Adil Kadyrzhanov

Personal information
- Full name: Adil Ruslanovich Kadyrzhanov
- Date of birth: 14 July 2000 (age 24)
- Place of birth: Saratov, Russia
- Height: 1.79 m (5 ft 10 in)
- Position(s): Defensive midfielder

Team information
- Current team: FC Dordoi Bishkek

Youth career
- Dordoi Bishkek

Senior career*
- Years: Team / Apps / (Gls)
- 2019–2022: Alga Bishkek / 45 / (2)
- 2023–: Dordoi Bishkek / 23 / (0)

International career^{‡}
- 2023–: Kyrgyzstan / 3 / (0)

= Adil Kadyrzhanov =

Kyrgyzstani footballer

Adil Ruslanovich Kadyrzhanov (Адыл Кадыржанов; Адиль Русланович Кадыржанов; born 14 July 2000) is a football player who plays as a defensive midfielder for Dordoi Bishkek.
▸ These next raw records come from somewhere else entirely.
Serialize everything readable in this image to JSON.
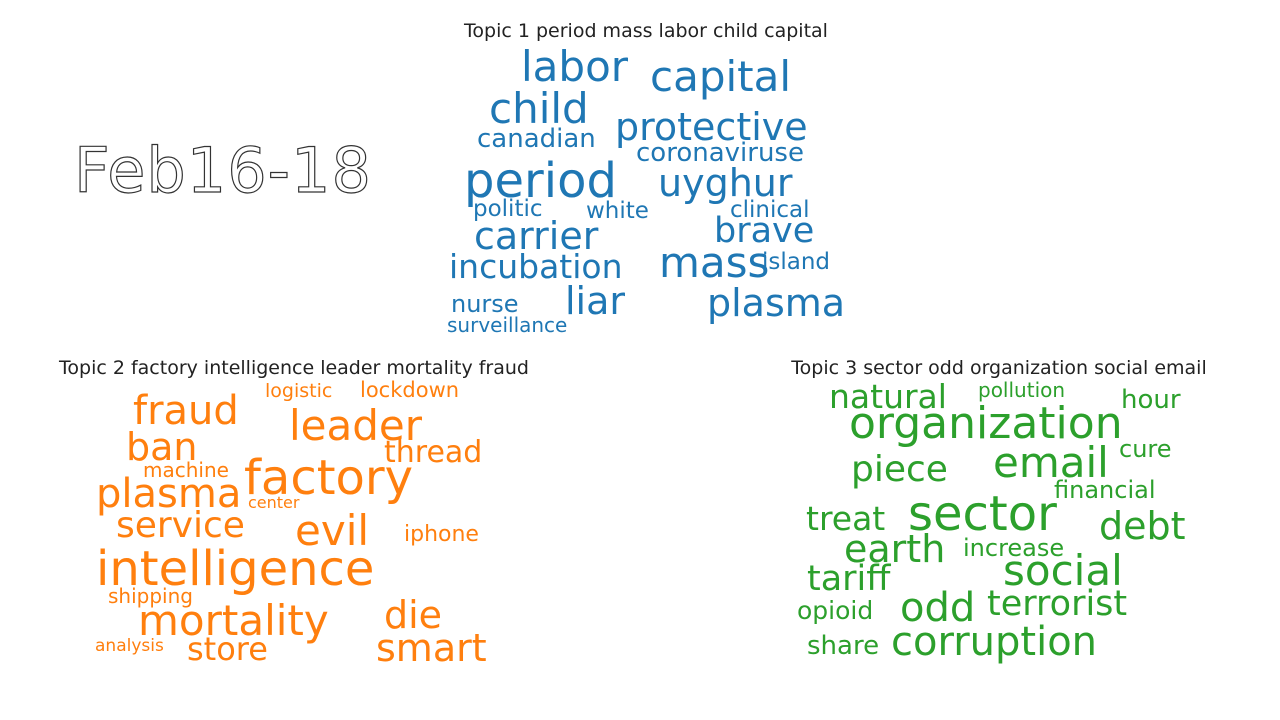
{
  "date_label": "Feb16-18",
  "colors": {
    "topic1": "#1f77b4",
    "topic2": "#ff7f0e",
    "topic3": "#2ca02c"
  },
  "topics": [
    {
      "title": "Topic 1 period mass labor child capital",
      "words": [
        "labor",
        "capital",
        "child",
        "protective",
        "canadian",
        "coronaviruse",
        "period",
        "uyghur",
        "politic",
        "white",
        "clinical",
        "carrier",
        "brave",
        "incubation",
        "mass",
        "island",
        "nurse",
        "liar",
        "plasma",
        "surveillance"
      ]
    },
    {
      "title": "Topic 2 factory intelligence leader mortality fraud",
      "words": [
        "logistic",
        "lockdown",
        "fraud",
        "leader",
        "ban",
        "thread",
        "machine",
        "factory",
        "plasma",
        "center",
        "service",
        "evil",
        "iphone",
        "intelligence",
        "shipping",
        "mortality",
        "die",
        "analysis",
        "store",
        "smart"
      ]
    },
    {
      "title": "Topic 3 sector odd organization social email",
      "words": [
        "natural",
        "pollution",
        "hour",
        "organization",
        "cure",
        "piece",
        "email",
        "financial",
        "treat",
        "sector",
        "debt",
        "earth",
        "increase",
        "tariff",
        "social",
        "opioid",
        "odd",
        "terrorist",
        "share",
        "corruption"
      ]
    }
  ]
}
Born in Russia, he represents the Kyrgyzstan national team.

==International career==
Kadyrzhanov made his debut for the senior Kyrgyzstan national team on 25 December 2023 in a friendly against Uzbekistan.

He was included in Kyrgyzstan's squad for the 2023 AFC Asian Cup.